Caminhando, ele alternava o olhar entre o céu e os pés sujos; sentia-se grudento, mas calculava que as vantagens do banho não se equivalia ao sacrifício de se molhar. Chegando ao pé de murici, local onde era o "pra sempre" das suas fugas, ele subiu e se dispôs no galho que mais parecia que tinha sido criado pra sua silhueta, pois encaixava perfeitamente seu franzino corpo deitado. Aquele galho e o chilrear dos grilos ao fim de tarde eram danado pra pô-lo pra refletir: passou a pensar que ele podia encontrar a lâmpada do Aladim e o gênio lhe concedesse o seu maior desejo que era ser adulto, alto e forte. A reação da sua mãe quando o visse adulto seria incrível: "talvez ela nem me reconhecesse".
"Queria também que os unicórnios existissem, eu montaria em um e ia pra uma grande cidade cheia de poluição, talvez o céu de lá fosse um arco-íris de tão colorido, eu venceria na vida, então retornaria anos depois rico e adulto, assim poderia ajudar minha mãe a realizar alguns sonhos que, embora pequenos, pra ela era tudo; como um piso de cerâmica e uma casa rodeada de muros." Definitivamente ele não conseguia alimentar sentimentos ruins por sua mãe, mas daquela vez, ele estava convicto que realmente não voltaria.

O sol se ia e a escuridão lhe conferia um pouco de realidade, fato que fazia com que os seus sonhos fossem sendo substituídos pelo medo, mas ainda pensava em ficar pra sempre ali. Até que o último raio de sol se foi e ele se viu inteiramente sozinho.

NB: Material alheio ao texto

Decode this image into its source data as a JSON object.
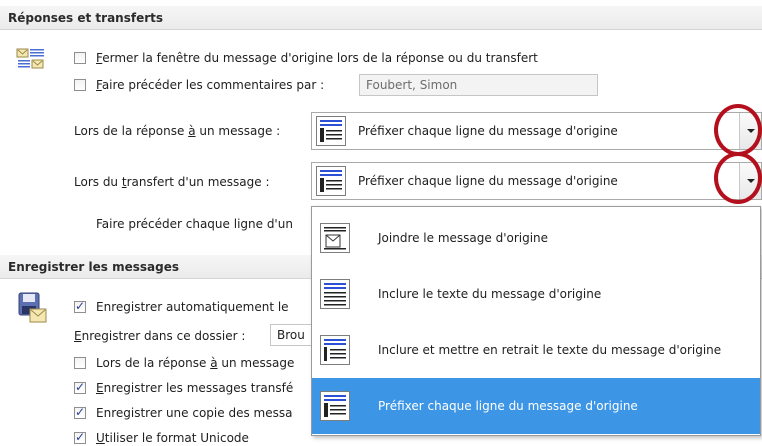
{
  "sections": {
    "replies_header": "Réponses et transferts",
    "save_header": "Enregistrer les messages"
  },
  "replies": {
    "close_original": {
      "label_u": "F",
      "label_rest": "ermer la fenêtre du message d'origine lors de la réponse ou du transfert",
      "checked": false
    },
    "preface_comments": {
      "label_u": "F",
      "label_rest": "aire précéder les commentaires par :",
      "checked": false,
      "value": "Foubert, Simon"
    },
    "reply_label_pre": "Lors de la réponse ",
    "reply_label_u": "à",
    "reply_label_post": " un message :",
    "reply_value": "Préfixer chaque ligne du message d'origine",
    "forward_label_pre": "Lors du ",
    "forward_label_u": "t",
    "forward_label_post": "ransfert d'un message :",
    "forward_value": "Préfixer chaque ligne du message d'origine",
    "prefix_each_line_label": "Faire précéder chaque ligne d'un"
  },
  "dropdown": {
    "options": [
      {
        "label": "Joindre le message d'origine",
        "icon": "attach-original-icon",
        "selected": false
      },
      {
        "label": "Inclure le texte du message d'origine",
        "icon": "include-text-icon",
        "selected": false
      },
      {
        "label": "Inclure et mettre en retrait le texte du message d'origine",
        "icon": "include-indent-icon",
        "selected": false
      },
      {
        "label": "Préfixer chaque ligne du message d'origine",
        "icon": "prefix-lines-icon",
        "selected": true
      }
    ]
  },
  "save": {
    "autosave": {
      "label": "Enregistrer automatiquement le",
      "checked": true
    },
    "folder_label_u": "E",
    "folder_label_rest": "nregistrer dans ce dossier :",
    "folder_value": "Brou",
    "on_reply": {
      "label_pre": "Lors de la réponse ",
      "label_u": "à",
      "label_post": " un message",
      "checked": false
    },
    "save_forwarded": {
      "label_u": "E",
      "label_rest": "nregistrer les messages transfé",
      "checked": true
    },
    "save_copy": {
      "label": "Enregistrer une copie des messa",
      "checked": true
    },
    "unicode": {
      "label_u": "U",
      "label_rest": "tiliser le format Unicode",
      "checked": true
    }
  },
  "colors": {
    "highlight": "#3d95e6",
    "ring": "#b40f1c",
    "accent_blue": "#2a3e8c"
  }
}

Já estava demorando demais até que sua mãe gritasse por ele como das outras vezes.

Ele já sentia fome e suas convicções se desvaneciam com a noite, então se lembrou que no dia anterior ele tinha quatro balas que certamente enganariam a fome naquele momento de adversidade; pôs a mão no bolso e sentiu apenas uma embalagem que certamente era de uma das balas de outrora. Resolveu que iria retirá-la do bolso vagarosamente, pois enquanto ele não concluísse que era só uma embalagem, ele teria no bolso um doce delicioso. Passou a pensar também que talvez se desejasse profundamente, aquela embalagem pudesse voltar no tempo e novamente tornar a ter uma bala dentro. Ele fechou os olhos com força retirou a embalagem do bolso, mas ao abrir lhe foi inevitável à decepção ao se deparar com a embalagem vazia. Porém ainda cheio de esperança, pensou que talvez aquele plástico resguardasse um pouco do doce do passado, mas ao colocar na boca, constatou decepcionado que só tinha mesmo gosto de plástico.

Triste, ele concluiu que definitivamente a vida não era um conto de fadas. Nisto, ele ouviu a voz da mãe lhe chamando pra jantar, fato que o fez experimentar o que poderia se chamar de a mágica felicidade de ter pra onde voltar.